Floor tile grout is the compound which is used to seal the gaps between laid tiles to ensure that the flooring is waterproof. If two tiles were butted directly next to each other no matter how tightly, there would always be a fine gap where water could seep through. By widening the gap though and filling it with wet grout mixture, the floor tiles are then appropriately sealed against the introduction of water. Grout is normally bought in a dry powdered format, and mixed with water to form an applicable paste substance.
Although there may be a multitude of grout colors and brands available on the market, there are predominantly two different kinds of grout. These are sanded and non-sanded grouts, and the brand which I particularly like to work with is Mapei. Sanded grout is basically a cement powder with the addition of fine polymer silicon particles which give it that slight grainy texture when mixed. This is suitable for the majority of tiling applications, except for grout lines of 1/8″ inch and less or for wall tiling applications.

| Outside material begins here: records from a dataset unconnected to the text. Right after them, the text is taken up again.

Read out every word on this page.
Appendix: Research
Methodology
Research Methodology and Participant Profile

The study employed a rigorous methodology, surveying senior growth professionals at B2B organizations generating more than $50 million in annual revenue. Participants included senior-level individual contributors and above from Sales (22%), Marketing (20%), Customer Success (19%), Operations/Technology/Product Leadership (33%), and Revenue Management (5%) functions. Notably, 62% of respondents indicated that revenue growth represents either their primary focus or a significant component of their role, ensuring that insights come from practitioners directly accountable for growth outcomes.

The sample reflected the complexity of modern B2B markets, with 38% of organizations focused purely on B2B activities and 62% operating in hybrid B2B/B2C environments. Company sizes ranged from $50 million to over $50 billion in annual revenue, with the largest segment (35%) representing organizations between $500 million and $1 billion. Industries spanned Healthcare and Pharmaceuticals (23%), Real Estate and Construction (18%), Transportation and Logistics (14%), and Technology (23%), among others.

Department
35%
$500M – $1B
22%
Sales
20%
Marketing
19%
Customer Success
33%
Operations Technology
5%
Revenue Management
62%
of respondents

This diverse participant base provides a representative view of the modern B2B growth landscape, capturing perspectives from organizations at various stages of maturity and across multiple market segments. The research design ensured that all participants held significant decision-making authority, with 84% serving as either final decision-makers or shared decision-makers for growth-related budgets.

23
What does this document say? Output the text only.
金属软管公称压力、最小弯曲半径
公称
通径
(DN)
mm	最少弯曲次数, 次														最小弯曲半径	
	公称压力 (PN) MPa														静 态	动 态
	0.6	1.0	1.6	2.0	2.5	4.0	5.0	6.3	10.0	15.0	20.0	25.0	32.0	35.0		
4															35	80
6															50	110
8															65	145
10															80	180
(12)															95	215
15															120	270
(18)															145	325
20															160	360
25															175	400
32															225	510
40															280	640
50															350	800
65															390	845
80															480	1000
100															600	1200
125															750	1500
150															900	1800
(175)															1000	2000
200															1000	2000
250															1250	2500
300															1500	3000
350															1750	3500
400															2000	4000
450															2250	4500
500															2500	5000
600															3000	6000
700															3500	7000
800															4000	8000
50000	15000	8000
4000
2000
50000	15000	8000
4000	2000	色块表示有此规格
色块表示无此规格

For these purposes you will need to use non-sanded grout, which basically dries to a more compacted compound and will apply easily to narrow grout lines when doing marble or granite floor tiles for example. Sanded grout particles will also tend to scratch these glass-like tiles, so should never be used whatever the case. When doing wall tiling also, non-sanded grout is ideal because it tends to sag less than sanded grout when working where gravity is your enemy for once.
Once your grout has been applied, you then need to seal it with the appropriate grout sealer. Again there are many brands available of which I prefer to use the mid-range Aqua Mix products which are good price and quality, but there are two different types of grout sealant found. These are known as high and low sheen finishes, and are relevant to how much of a gloss you wish to maintain on both your grout lines and floor tiles where applicable.
Sealing grout lines and floor tiles should be done periodically depending on the manufacturer’s instructions, in order for the tiled floor to maintain its waterproof qualities. There is however some more expensive brands of grout sealer available which claim that only one application will do the job for years to come. These I have honestly yet to try and can’t really agree with what they claim, but to be safe and keep costs low, try to stick with the mid-range sealants and be prepared to undertake a simple annual sealing of your tiled floors.